The short-seller is aiming to disrupt the pending, $25 billion acquisition of St. Jude by Abbott (NYSE:ABT); in addition to his bet that STJ share prices will fall, Block is long on ABT shares. His shop and a startup cybersecurity business called MedSec alleged last week that St. Jude’s implanted cardiac rhythm management devices pose a cybersecurity risk due to vulnerabilities in the Merlin@home monitor. The Little Canada, Minn.-based company immediately denied the charges and fired off a detailed rebuttal the next day; in response, Muddy Waters yesterday claimed that St. Jude instead proved the short-seller’s assertions.
Today St. Jude said that the latest salvo from Muddy Waters, a video purporting to show a Merlin@home device succumbing to a hack, actually shows that the device functioned just as designed.
“Further demonstrating their fundamental lack of understanding of St. Jude Medical’s medical device technology, Muddy Waters Capital and MedSec presented a video yesterday that actually demonstrated the Radio Frequency (RF) Telemetry Lockout security feature of our pacemakers – not a ‘crash’ as they claimed. The video also confirms that the device’s clinical functions are operating as expected under these conditions,” the company said.
“The video clearly shows a security feature, not a flaw. The pacemaker is actually functioning as designed. If attacked, our pacemakers place themselves into a ‘safe’ mode to ensure the device continues to work, which further proves our commitment to safety and security,” explained chief technology officer Phil Ebeling.
The devices are also designed to disable further RF communication for a spell, the company said, “which may appear to the untrained eye as having rendered the device disabled, although it continues to function.” All of its devices have built-in security features to prevent unauthorized users from hijacking them, St. Jude said.

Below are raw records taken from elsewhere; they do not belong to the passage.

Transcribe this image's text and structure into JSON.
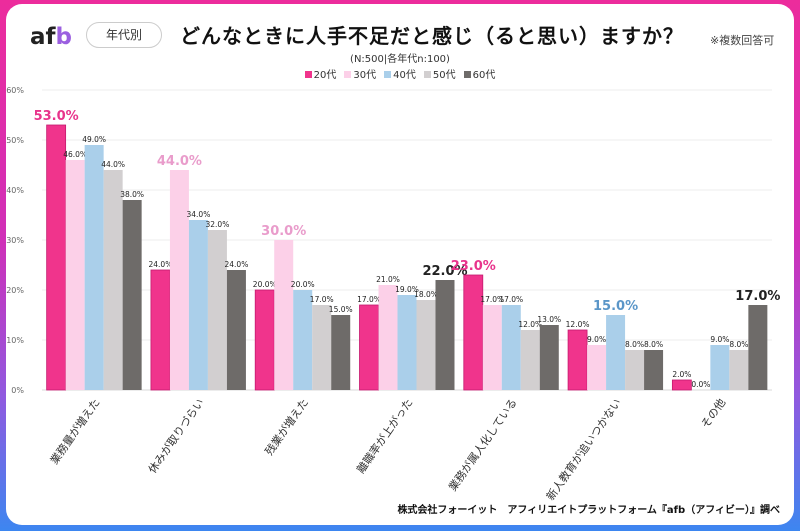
{
  "header": {
    "logo": {
      "a": "af",
      "b": "b"
    },
    "filter_pill": "年代別",
    "title": "どんなときに人手不足だと感じ（ると思い）ますか？",
    "note": "※複数回答可",
    "subtitle": "(N:500|各年代n:100)"
  },
  "footer": "株式会社フォーイット　アフィリエイトプラットフォーム『afb（アフィビー）』調べ",
  "colors": {
    "20代": "#f0348c",
    "30代": "#fcd0e8",
    "40代": "#aacfea",
    "50代": "#d2cfd0",
    "60代": "#6e6b69"
  },
  "chart_data": {
    "type": "bar",
    "title": "どんなときに人手不足だと感じ（ると思い）ますか？",
    "subtitle": "(N:500|各年代n:100)",
    "xlabel": "",
    "ylabel": "",
    "ylim": [
      0,
      60
    ],
    "yticks": [
      "0%",
      "10%",
      "20%",
      "30%",
      "40%",
      "50%",
      "60%"
    ],
    "grid": true,
    "legend_position": "top-center",
    "categories": [
      "業務量が増えた",
      "休みが取りづらい",
      "残業が増えた",
      "離職率が上がった",
      "業務が属人化している",
      "新人教育が追いつかない",
      "その他"
    ],
    "series": [
      {
        "name": "20代",
        "values": [
          53.0,
          24.0,
          20.0,
          17.0,
          23.0,
          12.0,
          2.0
        ]
      },
      {
        "name": "30代",
        "values": [
          46.0,
          44.0,
          30.0,
          21.0,
          17.0,
          9.0,
          0.0
        ]
      },
      {
        "name": "40代",
        "values": [
          49.0,
          34.0,
          20.0,
          19.0,
          17.0,
          15.0,
          9.0
        ]
      },
      {
        "name": "50代",
        "values": [
          44.0,
          32.0,
          17.0,
          18.0,
          12.0,
          8.0,
          8.0
        ]
      },
      {
        "name": "60代",
        "values": [
          38.0,
          24.0,
          15.0,
          22.0,
          13.0,
          8.0,
          17.0
        ]
      }
    ],
    "highlights": [
      {
        "category": "業務量が増えた",
        "series": "20代",
        "label": "53.0%",
        "color": "#e8348c"
      },
      {
        "category": "休みが取りづらい",
        "series": "30代",
        "label": "44.0%",
        "color": "#e99ccb"
      },
      {
        "category": "残業が増えた",
        "series": "30代",
        "label": "30.0%",
        "color": "#e99ccb"
      },
      {
        "category": "離職率が上がった",
        "series": "60代",
        "label": "22.0%",
        "color": "#222222"
      },
      {
        "category": "業務が属人化している",
        "series": "20代",
        "label": "23.0%",
        "color": "#e8348c"
      },
      {
        "category": "新人教育が追いつかない",
        "series": "40代",
        "label": "15.0%",
        "color": "#5b96c8"
      },
      {
        "category": "その他",
        "series": "60代",
        "label": "17.0%",
        "color": "#222222"
      }
    ]
  }
}
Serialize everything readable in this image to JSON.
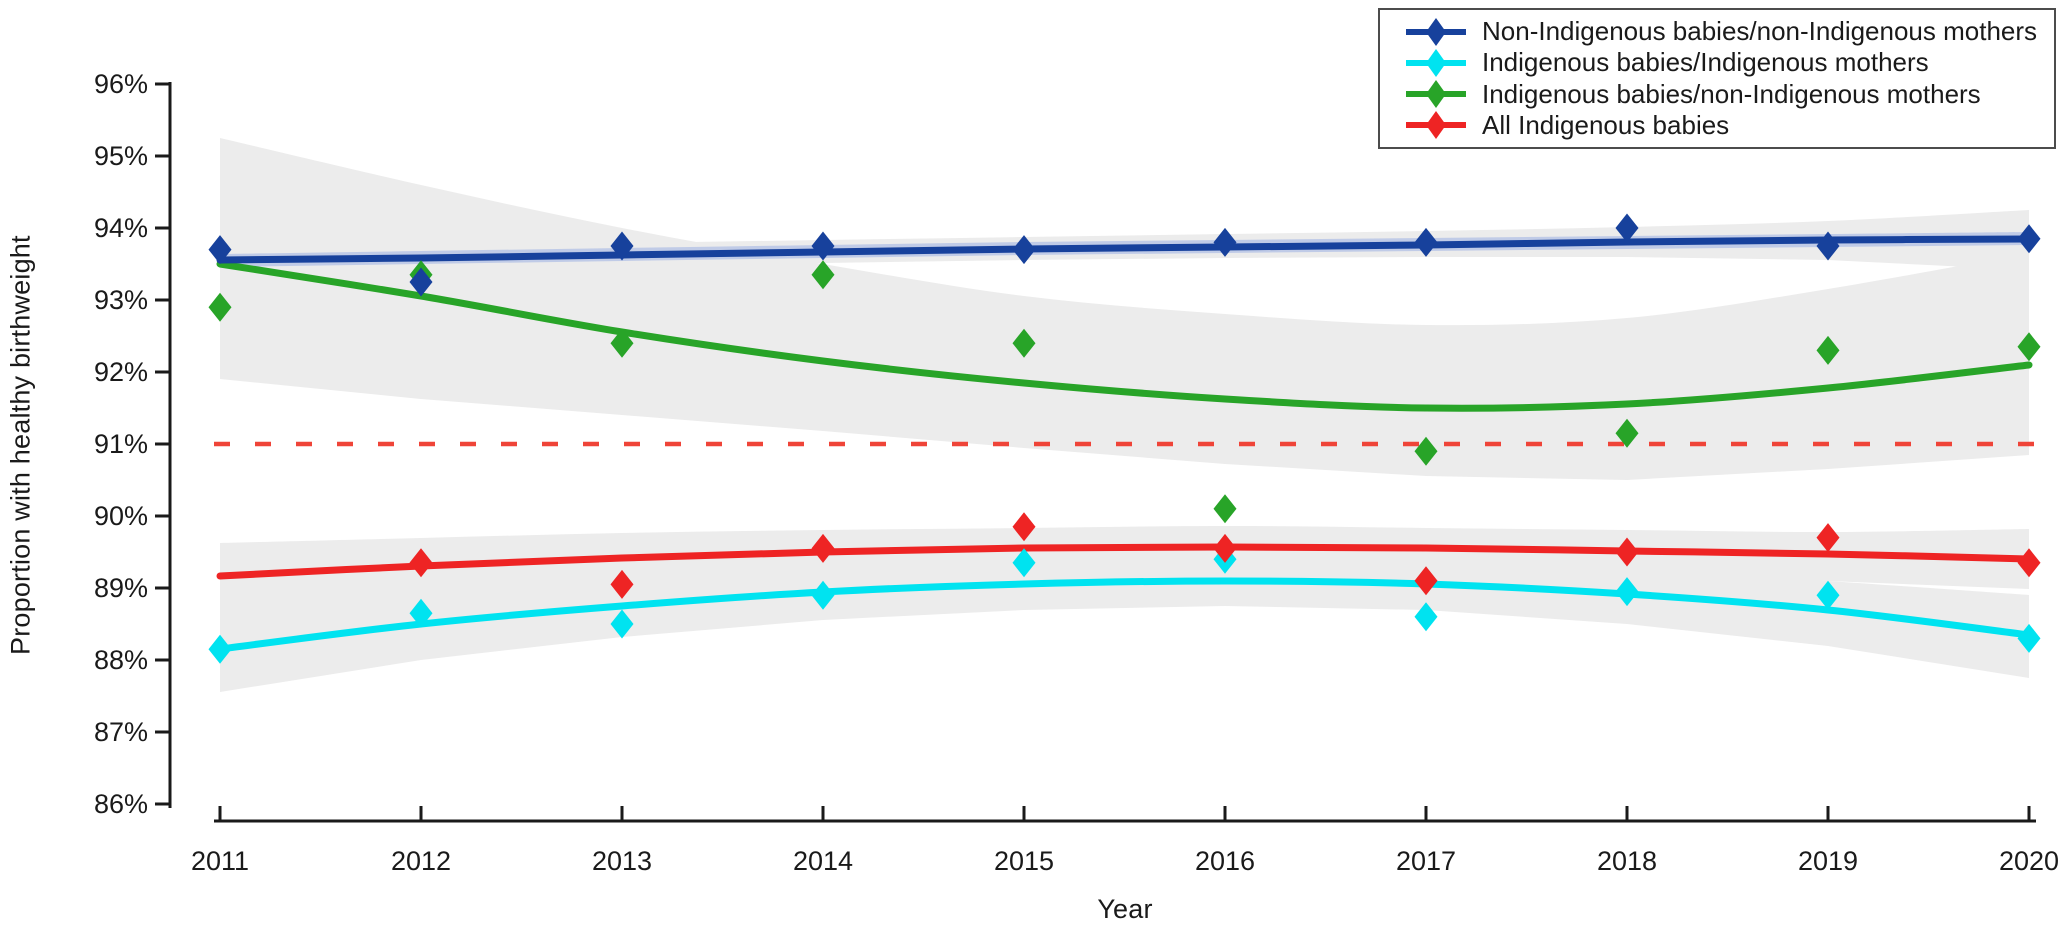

“Patient safety is and has always been our top priority,” chief medical officer Dr. Mark Carlson said in prepared remarks. “Our devices are safe and we have taken and continue to take appropriate steps to address the dynamic challenges of cyber security. We do this because it is the responsible thing to do for the patients and physicians who rely on our devices.”
“The allegations made by Muddy Waters and MedSec are irresponsible, misleading and unnecessarily frightening patients,” added president & CEO Michael Rousseau. “We want our patients to know that they can feel secure about the cybersecurity protections in place on our devices. This behavior speaks volumes about the profit-seeking motives and integrity of these organizations.”
STJ shares are off -3.7% since Muddy Waters launched its assault August 25, rising 0.8% to $78.88 apiece this morning in pre-market trading. Abbott’s offer works out to about $85 per share.